His name is Gart Williams. Ad man. The Don Draper of his day. Assailed from all sides by the pressure to perform, to succeed, to blaze a path upward to financial and social heights, needled relentlessly by his boss, his peers, his wife... and yes, even himself.



The tension in the opening scene is palpable. A big account is on the line. Willaims sits, tapping his pencil nervously as Mr. Misrell, a boss from hell if there ever was one, stares at him expectantly. Something goes wrong. The account is lost, and the blame rests squarely on Williams' shoulders.


After a verbal tongue-lashing from Misrell, Williams rides the train home. He dozes off while gazing at the November snow falling outside. When he awakens, the car is filled with sunlight. Where is he? More to the point, when? The conductor calls it Willoughby, and it looks a lot like the late 1800s...
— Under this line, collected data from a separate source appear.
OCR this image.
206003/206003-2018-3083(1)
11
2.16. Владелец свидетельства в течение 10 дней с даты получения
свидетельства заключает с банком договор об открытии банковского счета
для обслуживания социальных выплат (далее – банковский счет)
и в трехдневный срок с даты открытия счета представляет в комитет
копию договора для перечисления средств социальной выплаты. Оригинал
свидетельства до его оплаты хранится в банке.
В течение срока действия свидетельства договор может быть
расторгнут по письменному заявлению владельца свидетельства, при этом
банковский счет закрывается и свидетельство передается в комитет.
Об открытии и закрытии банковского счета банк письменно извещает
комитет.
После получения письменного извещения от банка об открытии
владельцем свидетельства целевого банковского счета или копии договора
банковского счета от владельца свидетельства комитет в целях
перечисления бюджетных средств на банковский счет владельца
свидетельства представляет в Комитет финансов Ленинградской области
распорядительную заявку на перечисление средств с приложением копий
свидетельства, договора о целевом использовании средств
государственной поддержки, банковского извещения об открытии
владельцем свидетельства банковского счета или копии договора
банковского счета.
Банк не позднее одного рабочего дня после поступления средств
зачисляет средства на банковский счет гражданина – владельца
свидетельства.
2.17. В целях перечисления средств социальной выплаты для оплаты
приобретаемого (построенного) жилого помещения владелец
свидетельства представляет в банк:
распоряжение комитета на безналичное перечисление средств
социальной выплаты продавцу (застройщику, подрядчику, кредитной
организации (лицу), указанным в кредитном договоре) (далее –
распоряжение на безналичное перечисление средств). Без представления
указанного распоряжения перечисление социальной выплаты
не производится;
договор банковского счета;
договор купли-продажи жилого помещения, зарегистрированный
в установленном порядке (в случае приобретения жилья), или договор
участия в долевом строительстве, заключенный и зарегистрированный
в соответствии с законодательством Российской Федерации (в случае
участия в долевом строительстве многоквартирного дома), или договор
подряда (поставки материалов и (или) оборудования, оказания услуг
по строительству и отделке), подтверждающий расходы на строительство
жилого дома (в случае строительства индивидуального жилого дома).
Serling's "A Stop at Willoughby," which first aired 50 years ago tonight, is considered one of the finest episodes of the first season, if not the entire series. It's a more bristly affair than its thematic cousin, "Walking Distance," right down to the musical score by Nathan Scott. Where Bernard Herrmann's "Walking Distance" score was soft and wistful, Scott's "Willoughby" score is brassy and intense, the perfect soundtrack to accompany a man born half a century late, and who finds himself coming unhinged because of it. James Daly effectively conveys Williams' growing turmoil and rising need for escape. Mention must also be made of Howard Smith's portrayal of the loathsome Mr. Misrell. I've had less-than-friendly bosses in my day, but nothing like this guy. When Williams finally tells him off (in a manner of speaking), the viewer can't help but wish he'd feed the bastard a knuckle sandwich too. I probably would. But not Williams: he's just a nice guy who's losing his footing in the modern world. As his bitchy wife observes, his "big dream in life is to be Huckleberry Finn."


The stop is Willoughby. Escape? Maybe. But at what cost?
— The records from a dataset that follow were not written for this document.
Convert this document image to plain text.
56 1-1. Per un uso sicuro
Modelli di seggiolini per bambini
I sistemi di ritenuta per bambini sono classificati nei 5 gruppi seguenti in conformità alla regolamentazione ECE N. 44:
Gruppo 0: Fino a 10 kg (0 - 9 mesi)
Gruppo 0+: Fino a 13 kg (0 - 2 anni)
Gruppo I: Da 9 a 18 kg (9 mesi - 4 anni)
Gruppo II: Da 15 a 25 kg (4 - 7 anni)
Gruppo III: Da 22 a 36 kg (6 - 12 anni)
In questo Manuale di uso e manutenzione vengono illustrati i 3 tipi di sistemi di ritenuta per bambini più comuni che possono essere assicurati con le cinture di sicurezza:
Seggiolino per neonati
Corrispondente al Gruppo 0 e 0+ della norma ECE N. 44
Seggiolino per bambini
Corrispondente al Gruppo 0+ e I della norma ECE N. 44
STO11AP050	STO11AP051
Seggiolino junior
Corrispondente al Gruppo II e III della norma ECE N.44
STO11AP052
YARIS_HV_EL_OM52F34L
Yeah, I know. This is a total spoiler. But come on, anybody reading this blog has seen this episode a dozen times. This dissolve is just way too cool not to include.
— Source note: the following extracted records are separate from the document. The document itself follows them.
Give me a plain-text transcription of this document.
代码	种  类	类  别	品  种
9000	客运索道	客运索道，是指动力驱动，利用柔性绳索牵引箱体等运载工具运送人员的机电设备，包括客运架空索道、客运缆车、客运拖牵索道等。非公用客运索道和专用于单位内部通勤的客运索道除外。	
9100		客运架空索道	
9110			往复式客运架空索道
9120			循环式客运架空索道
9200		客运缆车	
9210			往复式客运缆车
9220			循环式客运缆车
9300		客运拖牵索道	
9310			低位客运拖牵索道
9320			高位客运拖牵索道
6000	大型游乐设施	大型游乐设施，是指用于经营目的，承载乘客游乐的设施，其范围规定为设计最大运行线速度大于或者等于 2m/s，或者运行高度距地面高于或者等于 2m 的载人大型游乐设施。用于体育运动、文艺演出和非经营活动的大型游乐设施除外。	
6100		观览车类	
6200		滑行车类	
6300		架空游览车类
Next week: A love story with a twist. Spray on some perfume and join the party.


4 comments:

rhuneke said...

Hi Craig. I love the ZONE and the way Serling wrote. You don't see stuff like this anymore! I actually have started writing some short stories that are very similar in nature to the ZONE. It's a small collection, but I think people who are looking. Would you consider checking the page out over at www.rhscififiction.com. And if you like it, would you consider adding a link to it to your own page. I will surely add you link to my page, and to my blog.

Best Wishes

Russ

Geoffe said...

I love this blog and am a HUGE TZ fan and a bit of a scholar on it. One question I have for you, it's mentioned in A Stop at Willoughby,is why do you think Serling refers so often to the old days and especially "a band concert". I have no idea how many times exactly a band concert is mentioned in the series but quite a few. Was he a visionary that predicted the future boredom of humanity with the present? Or was he starved for more simple times in his own life?

Craig Beam said...

I imagine Serling saw lots of band concerts growing up in Binghamton, so he connected them with his own childhood. Serling operated under enormous amounts of stress, so of course he longed for the simpler days of his youth. Band concerts are one of his shorthand elements to quickly evoke a time and place.

For me personally, the original Star Wars takes me back --- quite powerfully at times --- to my childhood. We all have our nostalgia triggers.

Mat Black said...

The song the band plays when Gart finally gets off at Willoughby is called "Beautiful Dreamer". I love that little detail.